Publice rage against Govindachami throughout the trial was so fervid that he was attacked by mobs more than once. It started the day the trial got underway. When he was being brought to court, a dozen or so Youth Congress activists tried to beat him up. It ended in a lathi-charge. Anticipating violence, the police did not take him to the murder scene to collect evidence, which is otherwise standard procedure.
Soumya’s case is unique in other aspects too. The legal and judicial processes were completed in record time. The police arrested Govindachami within 48 hours, the investigation was done in 90 days, and the trial in four-and-a-half months. Eyewitnesses attested that they’d seen a one-armed man walking along the track at the time.
It is hard to overstate the impact the case has had in Kerala. In newspapers and magazines, on blogs and Facebook, there have been expressions of anguish and outrage that Soumya’s fellow passengers did not respond to her cries for help. All of Kerala, especially men, seemed to bear some kind of moral responsibility for keeping the pastor from pulling the chain.
Such was the air of retribution, that when the accused was ordered put to death, the crowd in court erupted in jubilation. They distributed sweets. They hugged the police officers who’d done the investigation.
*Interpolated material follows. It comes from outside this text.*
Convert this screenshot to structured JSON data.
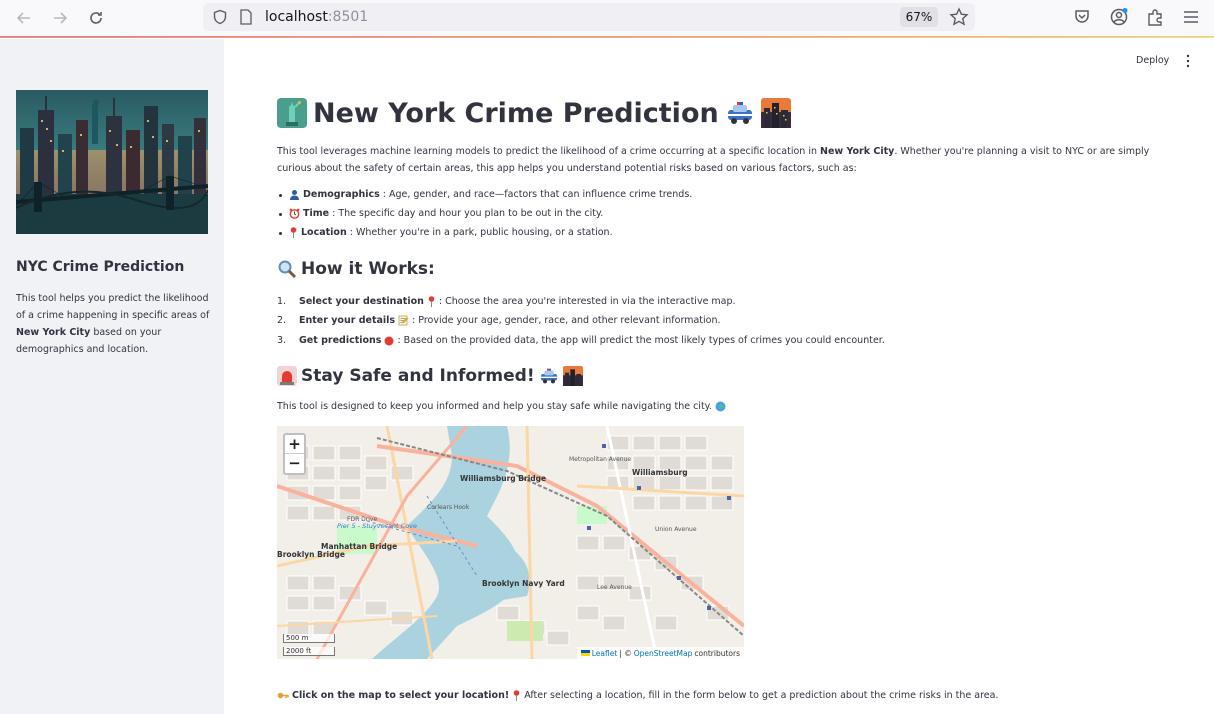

They garlanded the public prosecutor.
Such glee at a death sentence dismays some. “It is dangerous to endorse the State’s power to kill,” says Dileep Raj, a campaigner against capital punishment, “Killing by the State is far more dangerous than that by an individual. And the most crucial point is that the death penalty is not punishment, but revenge.”
KR Meera, a well-known writer in Malayalam, does not support the death penalty, but welcomes the judgment. “The way the case was investigated and trial fast-tracked sets a [precedent], especially in the context of women being attacked so often. I don’t think Soumya gets justice if Govindachami is killed. A victim gets justice in its fullest sense only when the culprit gets an opportunity to repent his action.”
There are sharp faultlines in the feminism the case has stirred. Ranjini Krish- nan, a feminist and PhD scholar, does not subscribe to Meera’s line of thought. She thinks Soumya’s murder evoked such intense collective emotion because the victim herself fit perfectly into a virtuous mould of society’s own making. “The question whether you support the death penalty does not have multiple answers. It’s ‘yes’ or ‘no’. It cannot be altered from case to case. Soumya fit the conservative moral values Malayalees uphold. She was a ‘good’ girl if we go by the existing parameters of ‘goodness of a woman’.”
By that argument, the image of a girl going home for a ritual meeting with a groom picked by her family fits the mould well enough to explain the popular reaction to her murder. “She was not eloping with a boyfriend, nor was she on a picnic,” says advocate K Nandini, a Kerala High Court lawyer, suggesting that her apparent conformism explains the upsurge of sympathy for Soumya.